The most ludicrous part of Tripling — which is three seasons in and follows three siblings, Chandan (Sumeet Vyas), Chanchal (Maanvi Gagroo), and Chitvan (Amol Parashar) — is that they do not have a family Whatsapp group. This is an essential piece of information because the family — one mother (Shernaz Patel), one father (Kumud Mishra), and the three musketeers — do not seem to know anything about each other. The gaps between the seasons are gaps of information for the characters. When they meet each other again, one season later, they know and do not know just as much as we know and do not know. Each season gives the siblings a reason to bunch into a car and thrust collectively into new territories for new reasons. This season, they march to Manali, to the house they grew up in, because their parents have decided to part ways amicably and sell the house. The kids — all grown; married, kinda-married, divorced — are having none of it.
Is this a dysfunctional family? Depends on whom you ask. It is this distance between them that makes the coming together so much more free of the bonds (or shackles) of being one family. There is a freedom they tend to give each other. Perhaps, too much freedom, and it is this too-much-ness that could be construed, in the Indian context, its own kind of dysfunction. Do you not love your family enough to tie them down, connect them at your hips, keeping them entirely accessible to you?
In that sense Tripling is a marvelous piece of cultural criticism that argues against the tendency of the Indian family to mistake freedom for dysfunction or lacking love. You know that silly, stupid little platitude whacked around, that if you love something, you must learn to set it free? This show questions its validity, makes fun of it, only to come around and validate it. To have a couple, married for over 30 years, each luxuriating in the autumn of their lives, deciding to kindly part ways, keeping each other’s best interests at heart, is its own kind of love. That the collective arc of this season is for the siblings to ‘get it’ is a thrust in the direction of the Modern Family, even if the show is so self-aware of its cultural criticism, it sometimes produces a grating righteousness.
To simultaneously make fun of something while doing that very thing is a Tripling narrative trope. In season 1, while the three of them are stranded, one picks up a log of wood, and the other screams, “Abhi iss stress mein, moonlight ke neeche bonfire lagake melancholic music sunenge kya? (With all this stress, are we supposed to listen to melancholy music in the moonlight, next to a bonfire?)” Sharp cut to exactly that, not to yank laughter, but infuse vibes. The show, at its best, takes irony and gives it one tight hug.
In Season 2, we travelled from Lucknow, through Kolkata, to Sikkim. Bhutan and Pondicherry are thrown in as seeds in this season — to perhaps be shown in season 4. This season, written by Sumeet Vyas and Abbas Dalal, and directed by Neeraj Udhwani, sees the family trek, camp, and walk around the hills of Manali where wet looms of clouds can slip into your house through open windows. That travelling, being away from the maddening coos of the city, is the only possible space for unravelling, is Tripling marrying the insincere pretentiousness of wanderlust to the sincere yearning of a tight, familiar family huddle.
It is always hard to address a The Viral Fever (TVF) show as ‘good’ or ‘bad’. Not just because this is a reductive gesture, but because these are stories that are made beyond the binary. They are always technically proficient, morally forthright, emotionally pitted, and narratively neat with their specific, bite-sized episodes. There is something too confected about their worlds, you can see through the car rental advertisements and screenplay tricks. It is often hard to see individual characters as people — they are invariably stand-ins for some ideal, some ‘type’ — even as the cumulative effect of the show leaves you charmed.
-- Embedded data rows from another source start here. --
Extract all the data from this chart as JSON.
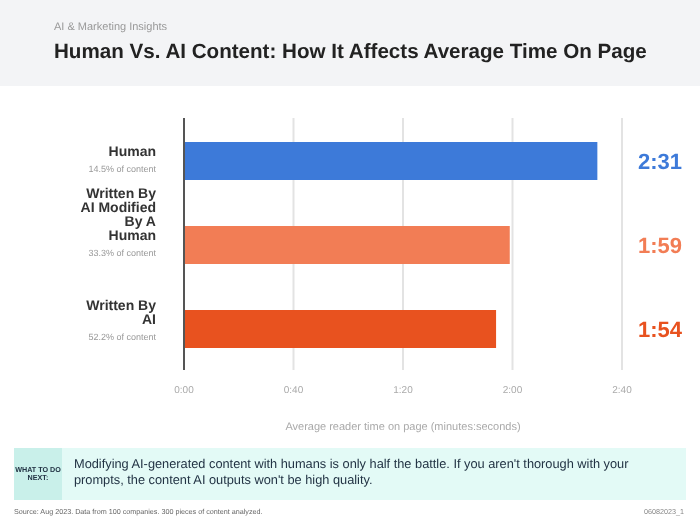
{
  "chart_data": {
    "type": "bar",
    "orientation": "horizontal",
    "subtitle": "AI & Marketing Insights",
    "title": "Human Vs. AI Content: How It Affects Average Time On Page",
    "categories": [
      "Human",
      "Written By AI Modified By A Human",
      "Written By AI"
    ],
    "values": [
      151,
      119,
      114
    ],
    "colors": [
      "#3d7ad9",
      "#f27d55",
      "#e8521f"
    ],
    "value_labels": [
      "2:31",
      "1:59",
      "1:54"
    ],
    "xlim": [
      0,
      160
    ],
    "xticks": [
      {
        "value": 0,
        "label": "0:00"
      },
      {
        "value": 40,
        "label": "0:40"
      },
      {
        "value": 80,
        "label": "1:20"
      },
      {
        "value": 120,
        "label": "2:00"
      },
      {
        "value": 160,
        "label": "2:40"
      }
    ],
    "xlabel": "Average reader time on page (minutes:seconds)",
    "grid": "x",
    "annotations": [
      "14.5% of content",
      "33.3% of content",
      "52.2% of content",
      "WHAT TO DO NEXT:",
      "Modifying AI-generated content with humans is only half the battle. If you aren't thorough with your prompts, the content AI outputs won't be high quality.",
      "Source: Aug 2023. Data from 100 companies. 300 pieces of content analyzed.",
      "06082023_1"
    ]
  }
}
To crowd the show with so many ‘types’, these are masterclasses of multi-protagonist storytelling. If you ask three people, whom they think the protagonist of Tripling is, they would probably pick three different characters, depending on whom they related to most.
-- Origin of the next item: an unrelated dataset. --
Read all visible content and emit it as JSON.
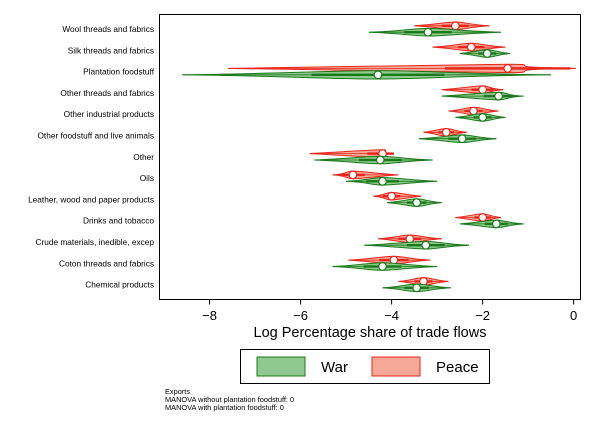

The impulse with TVF, then, is the kind of pleasure of seeing yourself reflected in a mess — not too messy, just enough to dishevel the day, not destroy it — as one of these ‘types’. A friend dismissed Tripling because she could not ‘relate’ to it. Another loved the show for the opposite reason, that he saw himself as one of the siblings. These are, then, shows that short circuit the desire for good storytelling, replacing it with the kind that feels like a companion. For good stories don’t always make for good companions.